If you have the audacity to dream a new dream for your life (or the collective), you are going to face resistance.
If you can no longer ignore the ache of “not this” and, as a result, take steps to change your circumstances or your trajectory, you are going to face resistance.
If you claim something bigger for yourself, you are going to face resistance.
If you “opt out” of the cultural narratives, you are going to face resistance.
If you choose to break the generational cycles you inherited from your family or culture, you are going to face resistance
Other people are going to misperceive or misunderstand you.
Other people may assign all sorts of mal intent to you.
Often the fiercest resistance will come from the people who are the closest to you. Who have a stake (conscious or unconscious) in things remaining as they are now.

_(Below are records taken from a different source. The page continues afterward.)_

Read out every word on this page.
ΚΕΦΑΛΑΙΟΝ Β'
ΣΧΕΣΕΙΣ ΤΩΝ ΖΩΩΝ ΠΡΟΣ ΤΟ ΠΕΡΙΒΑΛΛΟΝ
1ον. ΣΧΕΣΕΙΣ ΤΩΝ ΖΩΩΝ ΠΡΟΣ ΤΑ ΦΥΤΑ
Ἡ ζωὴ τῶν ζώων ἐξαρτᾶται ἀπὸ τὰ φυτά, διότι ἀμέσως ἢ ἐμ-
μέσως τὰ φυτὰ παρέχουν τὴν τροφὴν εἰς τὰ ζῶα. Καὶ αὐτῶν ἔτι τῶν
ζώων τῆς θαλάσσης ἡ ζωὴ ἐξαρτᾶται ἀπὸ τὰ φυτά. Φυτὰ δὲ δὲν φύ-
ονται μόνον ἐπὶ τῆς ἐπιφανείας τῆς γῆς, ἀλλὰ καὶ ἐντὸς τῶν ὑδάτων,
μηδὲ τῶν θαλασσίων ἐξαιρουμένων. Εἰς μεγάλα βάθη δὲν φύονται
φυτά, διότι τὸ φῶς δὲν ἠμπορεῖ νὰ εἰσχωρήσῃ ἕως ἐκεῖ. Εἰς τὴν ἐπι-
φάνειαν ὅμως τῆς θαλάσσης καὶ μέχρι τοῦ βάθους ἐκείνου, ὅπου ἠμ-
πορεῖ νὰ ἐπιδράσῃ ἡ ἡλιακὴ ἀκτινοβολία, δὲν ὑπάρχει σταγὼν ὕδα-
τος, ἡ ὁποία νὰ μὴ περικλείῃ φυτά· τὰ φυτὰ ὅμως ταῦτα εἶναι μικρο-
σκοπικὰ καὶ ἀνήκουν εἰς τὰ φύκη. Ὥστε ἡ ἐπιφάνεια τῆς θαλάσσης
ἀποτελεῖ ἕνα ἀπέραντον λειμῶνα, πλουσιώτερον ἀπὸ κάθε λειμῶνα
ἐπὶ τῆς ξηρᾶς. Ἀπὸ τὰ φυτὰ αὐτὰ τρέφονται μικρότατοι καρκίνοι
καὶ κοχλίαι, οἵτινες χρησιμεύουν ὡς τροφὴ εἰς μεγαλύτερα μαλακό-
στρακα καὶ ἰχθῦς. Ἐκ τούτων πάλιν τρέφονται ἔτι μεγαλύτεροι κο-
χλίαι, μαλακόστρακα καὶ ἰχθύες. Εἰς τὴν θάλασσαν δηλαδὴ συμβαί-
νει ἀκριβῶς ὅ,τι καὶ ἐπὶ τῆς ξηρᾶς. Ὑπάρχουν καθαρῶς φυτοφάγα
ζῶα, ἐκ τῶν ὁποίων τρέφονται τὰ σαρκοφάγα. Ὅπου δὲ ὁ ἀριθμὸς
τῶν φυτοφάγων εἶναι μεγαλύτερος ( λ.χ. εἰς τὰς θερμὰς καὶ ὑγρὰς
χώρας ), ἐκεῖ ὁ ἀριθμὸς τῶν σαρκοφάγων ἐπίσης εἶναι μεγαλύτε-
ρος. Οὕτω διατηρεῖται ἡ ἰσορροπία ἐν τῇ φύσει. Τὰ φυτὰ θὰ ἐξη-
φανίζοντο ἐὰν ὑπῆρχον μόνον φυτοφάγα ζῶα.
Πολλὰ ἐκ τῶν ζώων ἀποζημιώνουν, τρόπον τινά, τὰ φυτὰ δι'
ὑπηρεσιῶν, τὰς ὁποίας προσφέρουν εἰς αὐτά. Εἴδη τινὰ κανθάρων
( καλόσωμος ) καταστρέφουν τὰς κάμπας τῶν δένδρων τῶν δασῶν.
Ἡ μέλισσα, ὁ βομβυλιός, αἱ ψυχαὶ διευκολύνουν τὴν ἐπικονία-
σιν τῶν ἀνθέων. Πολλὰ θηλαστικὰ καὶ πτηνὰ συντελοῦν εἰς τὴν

And if your nervous system believes it is not safe to change (which it does by default), then wrestling your own insides may be the thing that exhausts you the most. And the reason you never claim what could be yours.
You may be wondering …
Can you trust your voice?
Can you trust your vision (especially when it seems out of sync with everyone around you or outside the bounds of what is rational and logical)?

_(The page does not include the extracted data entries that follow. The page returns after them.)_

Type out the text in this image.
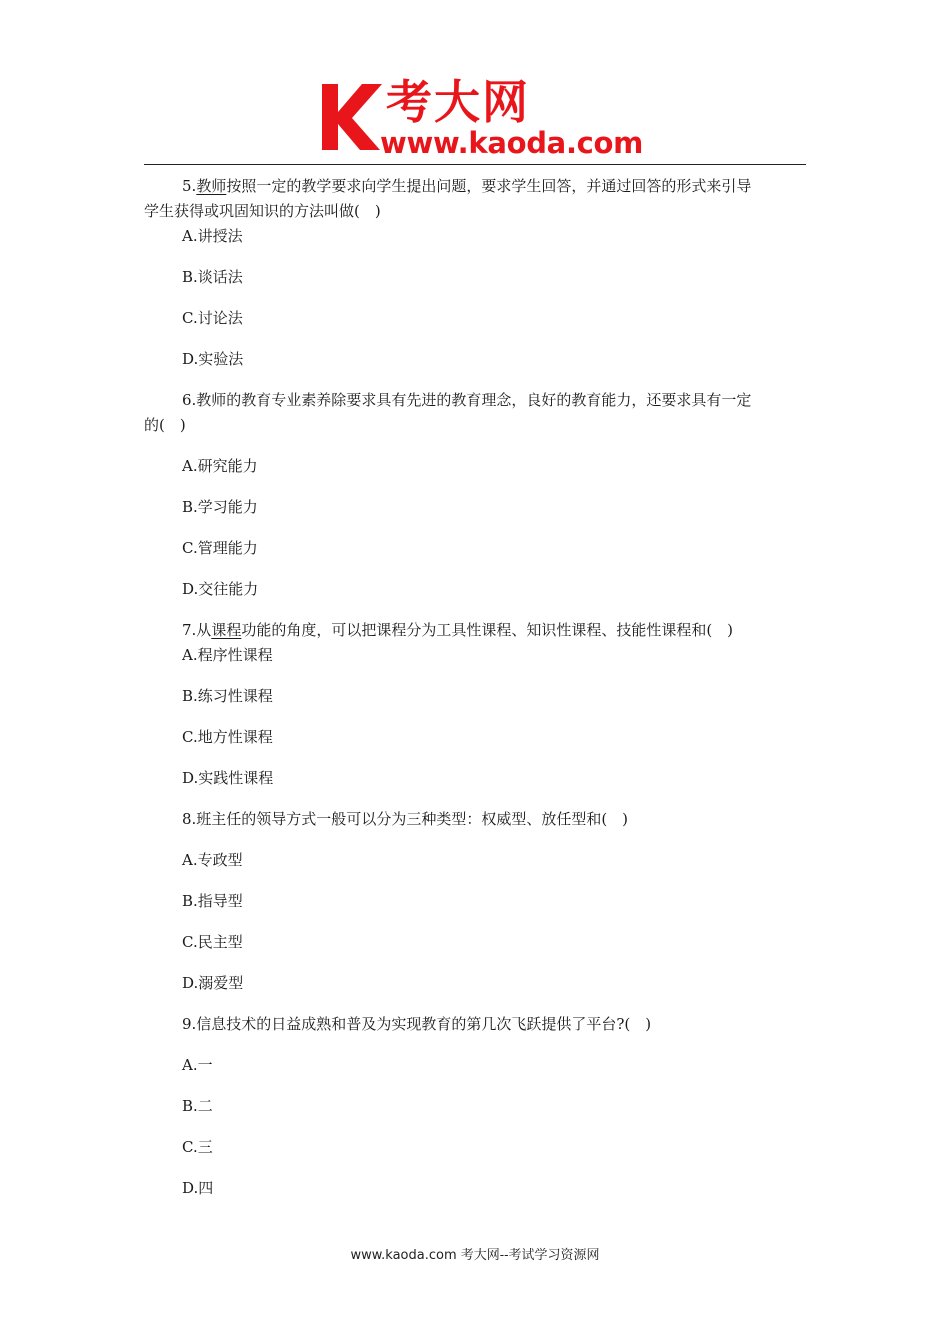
考大网
www.kaoda.com
5.教师按照一定的教学要求向学生提出问题，要求学生回答，并通过回答的形式来引导
学生获得或巩固知识的方法叫做(　)
A.讲授法
B.谈话法
C.讨论法
D.实验法
6.教师的教育专业素养除要求具有先进的教育理念，良好的教育能力，还要求具有一定
的(　)
A.研究能力
B.学习能力
C.管理能力
D.交往能力
7.从课程功能的角度，可以把课程分为工具性课程、知识性课程、技能性课程和(　)
A.程序性课程
B.练习性课程
C.地方性课程
D.实践性课程
8.班主任的领导方式一般可以分为三种类型：权威型、放任型和(　)
A.专政型
B.指导型
C.民主型
D.溺爱型
9.信息技术的日益成熟和普及为实现教育的第几次飞跃提供了平台?(　)
A.一
B.二
C.三
D.四
www.kaoda.com 考大网--考试学习资源网
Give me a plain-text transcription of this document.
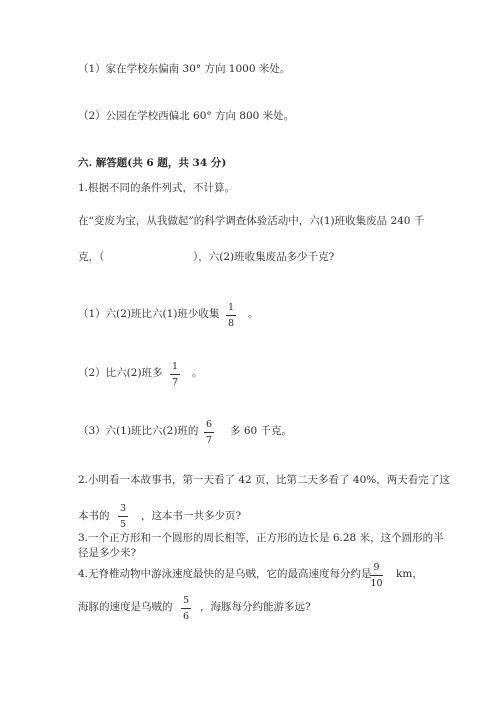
（1）家在学校东偏南 30° 方向 1000 米处。
（2）公园在学校西偏北 60° 方向 800 米处。
六. 解答题(共 6 题，共 34 分)
1.根据不同的条件列式，不计算。
在“变废为宝，从我做起”的科学调查体验活动中，六(1)班收集废品 240 千
克，（	），六(2)班收集废品多少千克?
（1）六(2)班比六(1)班少收集
1
8
。
（2）比六(2)班多
1
7
。
（3）六(1)班比六(2)班的
6
7
多 60 千克。
2.小明看一本故事书，第一天看了 42 页，比第二天多看了 40%，两天看完了这
本书的
3
5
，这本书一共多少页?
3.一个正方形和一个圆形的周长相等，正方形的边长是 6.28 米，这个圆形的半
径是多少米?
4.无脊椎动物中游泳速度最快的是乌贼，它的最高速度每分约是
9
10
km，
海豚的速度是乌贼的
5
6
，海豚每分约能游多远?
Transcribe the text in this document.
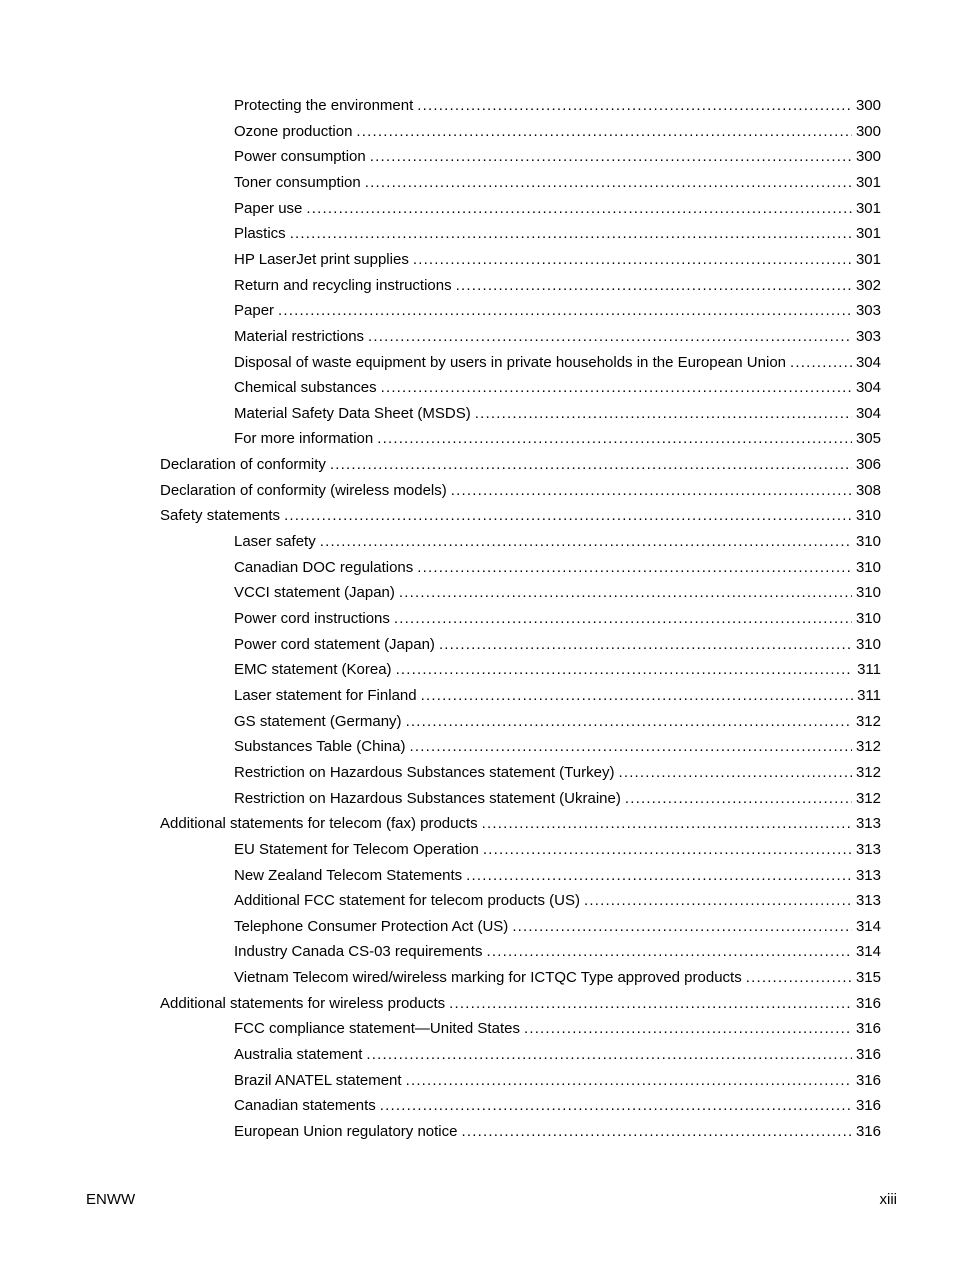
Protecting the environment .....	300
Ozone production .....	300
Power consumption .....	300
Toner consumption .....	301
Paper use .....	301
Plastics .....	301
HP LaserJet print supplies .....	301
Return and recycling instructions .....	302
Paper .....	303
Material restrictions .....	303
Disposal of waste equipment by users in private households in the European Union .....	304
Chemical substances .....	304
Material Safety Data Sheet (MSDS) .....	304
For more information .....	305
Declaration of conformity .....	306
Declaration of conformity (wireless models) .....	308
Safety statements .....	310
Laser safety .....	310
Canadian DOC regulations .....	310
VCCI statement (Japan) .....	310
Power cord instructions .....	310
Power cord statement (Japan) .....	310
EMC statement (Korea) .....	311
Laser statement for Finland .....	311
GS statement (Germany) .....	312
Substances Table (China) .....	312
Restriction on Hazardous Substances statement (Turkey) .....	312
Restriction on Hazardous Substances statement (Ukraine) .....	312
Additional statements for telecom (fax) products .....	313
EU Statement for Telecom Operation .....	313
New Zealand Telecom Statements .....	313
Additional FCC statement for telecom products (US) .....	313
Telephone Consumer Protection Act (US) .....	314
Industry Canada CS-03 requirements .....	314
Vietnam Telecom wired/wireless marking for ICTQC Type approved products .....	315
Additional statements for wireless products .....	316
FCC compliance statement—United States .....	316
Australia statement .....	316
Brazil ANATEL statement .....	316
Canadian statements .....	316
European Union regulatory notice .....	316
ENWW	xiii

How do you know that the voice that is whispering to you is even yours?
What if you are kidding yourself?
What will you do when the obstacles seem insurmountable?
How will you stay purposeful and focused when the noise (internal and/or external) is really, really loud?

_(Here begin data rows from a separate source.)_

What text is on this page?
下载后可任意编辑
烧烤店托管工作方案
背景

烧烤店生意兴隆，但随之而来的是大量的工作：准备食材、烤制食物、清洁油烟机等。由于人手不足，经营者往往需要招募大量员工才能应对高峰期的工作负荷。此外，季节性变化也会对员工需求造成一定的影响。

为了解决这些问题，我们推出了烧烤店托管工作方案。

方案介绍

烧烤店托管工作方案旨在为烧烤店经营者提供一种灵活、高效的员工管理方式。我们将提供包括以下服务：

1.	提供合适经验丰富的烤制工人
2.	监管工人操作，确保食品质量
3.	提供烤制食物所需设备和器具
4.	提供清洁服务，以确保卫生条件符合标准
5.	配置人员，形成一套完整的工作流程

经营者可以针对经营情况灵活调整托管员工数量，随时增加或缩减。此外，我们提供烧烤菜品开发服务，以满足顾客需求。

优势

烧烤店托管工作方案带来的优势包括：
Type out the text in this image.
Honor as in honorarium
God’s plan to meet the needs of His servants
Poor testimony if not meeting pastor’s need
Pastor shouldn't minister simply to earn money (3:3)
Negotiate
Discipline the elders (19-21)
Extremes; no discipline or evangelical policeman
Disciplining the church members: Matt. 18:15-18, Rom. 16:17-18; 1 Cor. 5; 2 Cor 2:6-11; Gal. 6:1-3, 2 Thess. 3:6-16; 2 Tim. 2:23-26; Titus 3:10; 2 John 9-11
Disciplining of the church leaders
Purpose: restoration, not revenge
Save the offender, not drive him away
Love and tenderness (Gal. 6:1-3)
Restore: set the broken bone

Will you stay the course when the thresholds feel like red flags (instead of invitations to develop the skills and capacities you will need to bring your vision to life more fully)?
Can you really step outside of what feels safe (the devil you know) and dare to claim something new?
You are going to face resistance. I will not promise you otherwise.
But I will promise you that you can expand your capacity to hold vision and navigate resistance from a place of grounded, integrated wholeness. And that if you do not build this capacity, your vision will be short-lived.
Not because your vision was wrong. But because your body will call you back to perceived safety. Whether you want it to or not.